Iraqi President in Riyadh

Iraqi President in Riyadh

Saturday, 17 November, 2018 - 10:15
Abdulrahman Al-Rashed
Abdulrahman Al-Rashed is the former general manager of Al-Arabiya television. He is also the former editor-in-chief of Asharq Al-Awsat, and the leading Arabic weekly magazine Al-Majalla. He is also a senior columnist in the daily newspapers Al-Madina and Al-Bilad.
The aspirations of Iraq and Saudi Arabia for bilateral relations fluctuate wildly from a high of hoping for comprehensive cooperation to a low of simply acceptance of traditional diplomacy. The visit to Riyadh by new Iraqi President Dr. Barham Salih comes at a time when there is a need for relations to be reinvigorated to reflect a shift in the situation regionally, as well as internally within Iraq.

Salih’s first official engagement since his election by the Iraqi parliament is a tour of the Gulf, and his visit to Riyadh marks the grand conclusion. The Kingdom would have been the first stop on the tour, one of the Iraqi president’s assistants said, had it not been for previously scheduled visits by King Salman to the regions of Saudi Arabia. Thus Salih arrives in Saudi Arabia with a good understanding of the latest political positions of Iraq’s neighboring states.

The era of the new Iraqi presidency has begun and it calls for optimism in order to complete the journey and cross the bridge over the abyss infested with the mines of Iran, Syria and terrorism. It is an abyss, thankfully, that the previous presidency managed to avoid. Salih seeks the solidarity of neighboring countries, as well as their respect for his nation’s sovereignty and territorial integrity. He does not want Iraq to be a passageway for armies or a battlefield for regional wars.

Indeed, last summer’s crises have shown the variety of challenges facing the new government in Baghdad, over and above Iran’s trans-boundary militias, the Iran-backed Iraqi militias, and the broken Daesh remnants and their escapees who have fled Syria. Aside from all these issues, the former government had to deal with crises that were no less serious, including public outrage about water contamination and power outages. The new government faces the same crises — soiled relations with Tehran and contaminated water — and so it will take a tremendous political effort to provide security, stability and everyday public services, and to start the development process.

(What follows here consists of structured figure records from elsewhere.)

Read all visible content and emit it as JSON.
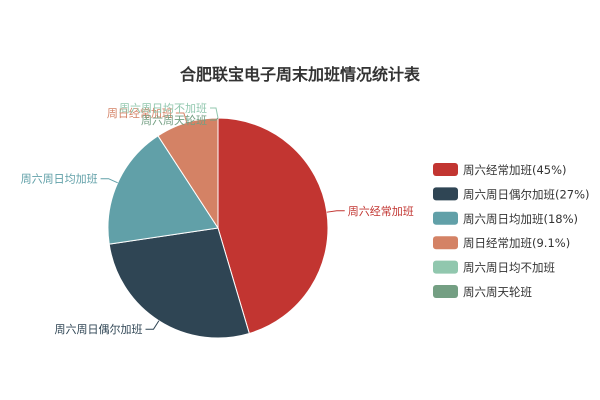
{
  "chart_data": {
    "type": "pie",
    "title": "合肥联宝电子周末加班情况统计表",
    "slices": [
      {
        "label": "周六经常加班",
        "value": 45,
        "legend": "周六经常加班(45%)",
        "color": "#c23531"
      },
      {
        "label": "周六周日偶尔加班",
        "value": 27,
        "legend": "周六周日偶尔加班(27%)",
        "color": "#2f4554"
      },
      {
        "label": "周六周日均加班",
        "value": 18,
        "legend": "周六周日均加班(18%)",
        "color": "#61a0a8"
      },
      {
        "label": "周日经常加班",
        "value": 9.1,
        "legend": "周日经常加班(9.1%)",
        "color": "#d48265"
      },
      {
        "label": "周六周日均不加班",
        "value": 0,
        "legend": "周六周日均不加班",
        "color": "#91c7ae"
      },
      {
        "label": "周六周天轮班",
        "value": 0,
        "legend": "周六周天轮班",
        "color": "#749f83"
      }
    ],
    "legend_position": "right"
  }
}
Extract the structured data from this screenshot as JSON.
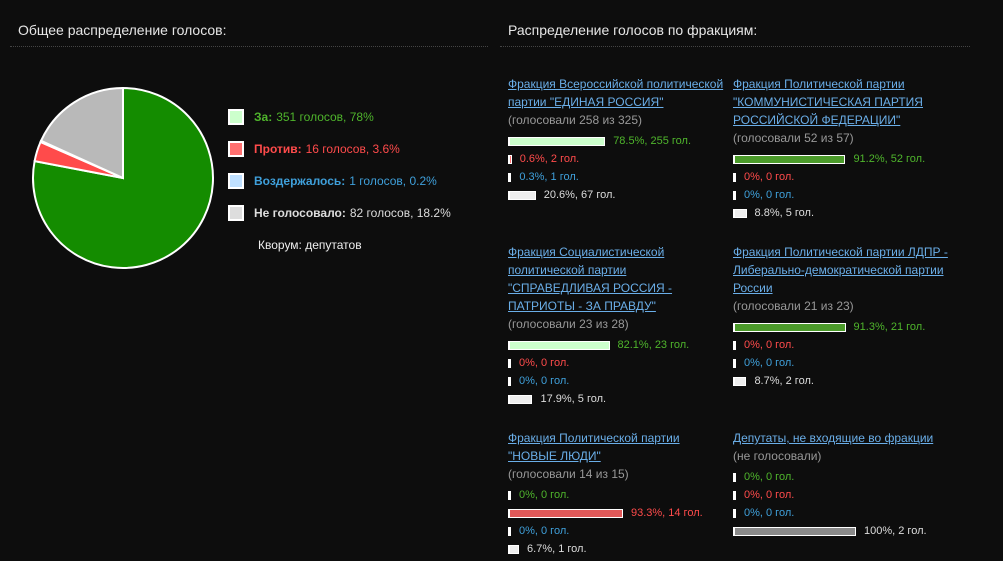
{
  "left_title": "Общее распределение голосов:",
  "chart_data": {
    "type": "pie",
    "categories": [
      "За:",
      "Против:",
      "Воздержалось:",
      "Не голосовало:"
    ],
    "values": [
      351,
      16,
      1,
      82
    ],
    "value_labels": [
      "351 голосов, 78%",
      "16 голосов, 3.6%",
      "1 голосов, 0.2%",
      "82 голосов, 18.2%"
    ],
    "colors": [
      "#148c00",
      "#ff4b4b",
      "#9fd0ff",
      "#b9b9b9"
    ],
    "legend_colors": [
      "#ccffcc",
      "#ff7070",
      "#bfe0ff",
      "#dddddd"
    ]
  },
  "quorum": "Кворум: депутатов",
  "right_title": "Распределение голосов по фракциям:",
  "factions": [
    {
      "name": "Фракция Всероссийской политической партии \"ЕДИНАЯ РОССИЯ\"",
      "subtitle": "(голосовали 258 из 325)",
      "rows": [
        {
          "value": 78.5,
          "label": "78.5%, 255 гол.",
          "color": "#ccffcc"
        },
        {
          "value": 0.6,
          "label": "0.6%, 2 гол.",
          "color": "#ff7070"
        },
        {
          "value": 0.3,
          "label": "0.3%, 1 гол.",
          "color": "#bfe0ff"
        },
        {
          "value": 20.6,
          "label": "20.6%, 67 гол.",
          "color": "#eeeeee"
        }
      ]
    },
    {
      "name": "Фракция Политической партии \"КОММУНИСТИЧЕСКАЯ ПАРТИЯ РОССИЙСКОЙ ФЕДЕРАЦИИ\"",
      "subtitle": "(голосовали 52 из 57)",
      "rows": [
        {
          "value": 91.2,
          "label": "91.2%, 52 гол.",
          "color": "#4b9a2a"
        },
        {
          "value": 0,
          "label": "0%, 0 гол.",
          "color": "#ff7070"
        },
        {
          "value": 0,
          "label": "0%, 0 гол.",
          "color": "#bfe0ff"
        },
        {
          "value": 8.8,
          "label": "8.8%, 5 гол.",
          "color": "#eeeeee"
        }
      ]
    },
    {
      "name": "Фракция Социалистической политической партии \"СПРАВЕДЛИВАЯ РОССИЯ - ПАТРИОТЫ - ЗА ПРАВДУ\"",
      "subtitle": "(голосовали 23 из 28)",
      "rows": [
        {
          "value": 82.1,
          "label": "82.1%, 23 гол.",
          "color": "#ccffcc"
        },
        {
          "value": 0,
          "label": "0%, 0 гол.",
          "color": "#ff7070"
        },
        {
          "value": 0,
          "label": "0%, 0 гол.",
          "color": "#bfe0ff"
        },
        {
          "value": 17.9,
          "label": "17.9%, 5 гол.",
          "color": "#eeeeee"
        }
      ]
    },
    {
      "name": "Фракция Политической партии ЛДПР - Либерально-демократической партии России",
      "subtitle": "(голосовали 21 из 23)",
      "rows": [
        {
          "value": 91.3,
          "label": "91.3%, 21 гол.",
          "color": "#4b9a2a"
        },
        {
          "value": 0,
          "label": "0%, 0 гол.",
          "color": "#ff7070"
        },
        {
          "value": 0,
          "label": "0%, 0 гол.",
          "color": "#bfe0ff"
        },
        {
          "value": 8.7,
          "label": "8.7%, 2 гол.",
          "color": "#eeeeee"
        }
      ]
    },
    {
      "name": "Фракция Политической партии \"НОВЫЕ ЛЮДИ\"",
      "subtitle": "(голосовали 14 из 15)",
      "rows": [
        {
          "value": 0,
          "label": "0%, 0 гол.",
          "color": "#ccffcc"
        },
        {
          "value": 93.3,
          "label": "93.3%, 14 гол.",
          "color": "#e05858"
        },
        {
          "value": 0,
          "label": "0%, 0 гол.",
          "color": "#bfe0ff"
        },
        {
          "value": 6.7,
          "label": "6.7%, 1 гол.",
          "color": "#eeeeee"
        }
      ]
    },
    {
      "name": "Депутаты, не входящие во фракции",
      "subtitle": "(не голосовали)",
      "rows": [
        {
          "value": 0,
          "label": "0%, 0 гол.",
          "color": "#ccffcc"
        },
        {
          "value": 0,
          "label": "0%, 0 гол.",
          "color": "#ff7070"
        },
        {
          "value": 0,
          "label": "0%, 0 гол.",
          "color": "#bfe0ff"
        },
        {
          "value": 100,
          "label": "100%, 2 гол.",
          "color": "#8a8a8a"
        }
      ]
    }
  ]
}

Among Iraq’s six neighboring countries, Saudi Arabia is the most capable of helping the Iraqi authorities move toward economic development. In his speech to the latest investment conference, Crown Prince Mohammed bin Salman named Iraq as one of the regional countries expected to enjoy increasing economic success.

Both literally and figuratively, Iraq finds itself stuck between two competing neighbors: Saudi Arabia and Iran. The tripartite relationship among Riyadh, Baghdad and Tehran is tangled and complex. It remains to be seen how senior officials in Iraq decide they want to define this relationship and deal with the two governments. Furthermore, both the Saudis and the Iranians consider Iraq to be a geopolitical extension and a first line of defense, and believe it could be a source of stability as well as instability.

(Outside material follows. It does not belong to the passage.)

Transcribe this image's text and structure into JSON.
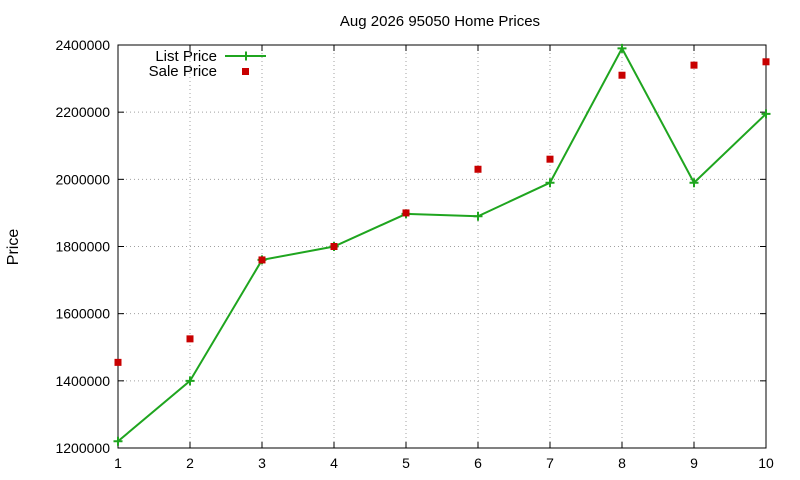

However, despite the similarities in their visions, the differences are clear in the conflicting practices of Iraq’s neighbors. Saudi Arabia wants Iraq to be its passage to Syria, Turkey and Central Asia, through which buses of pilgrims, food trucks and industrial products can pass. Iran wants to use Iraq as a “highway” for the transportation of militants and arms, and of funding for its wars in the region.
Riyadh wants Iraq to be stable and successful, which is how it views Egypt, so that it can put pressure on Baghdad to secure its borders and enjoy a thriving trade relationship.

The Iranian regime wants Iraq to remain a “milking cow,” so it can continue to challenge Western economic sanctions and fund the activities of Quds Force, Hezbollah and others in Syria and Lebanon. These are the practices of the Iranian supreme leader’s regime in Afghanistan and Pakistan, to which it exports chaos, militants and weapons.

Saudi Arabia can be a major economic partner that contributes to Iraq’s recovery and enhances the stability of its central authority, rather than allowing it to fall under the control of Iran’s warlords. Later, Iraq might be able to play a role, post-US economic sanctions, by pushing Tehran toward moderation instead of opening the borders to allow it to destroy countries and wage wars.

President Barham Salih has had a distinguished political and government career and we have known him to be a symbol of a united and modern Iraq. He has a clean political history, clear of sectarian and ethnic conflicts, and most of his ideas have been implemented as development, education and coexistence projects on the ground.

I had the privilege of working closely with him on the board of trustees of the American University of Kurdistan, which opened its doors to all Iraqis and continued to operate during the peak of terrorism and local conflicts.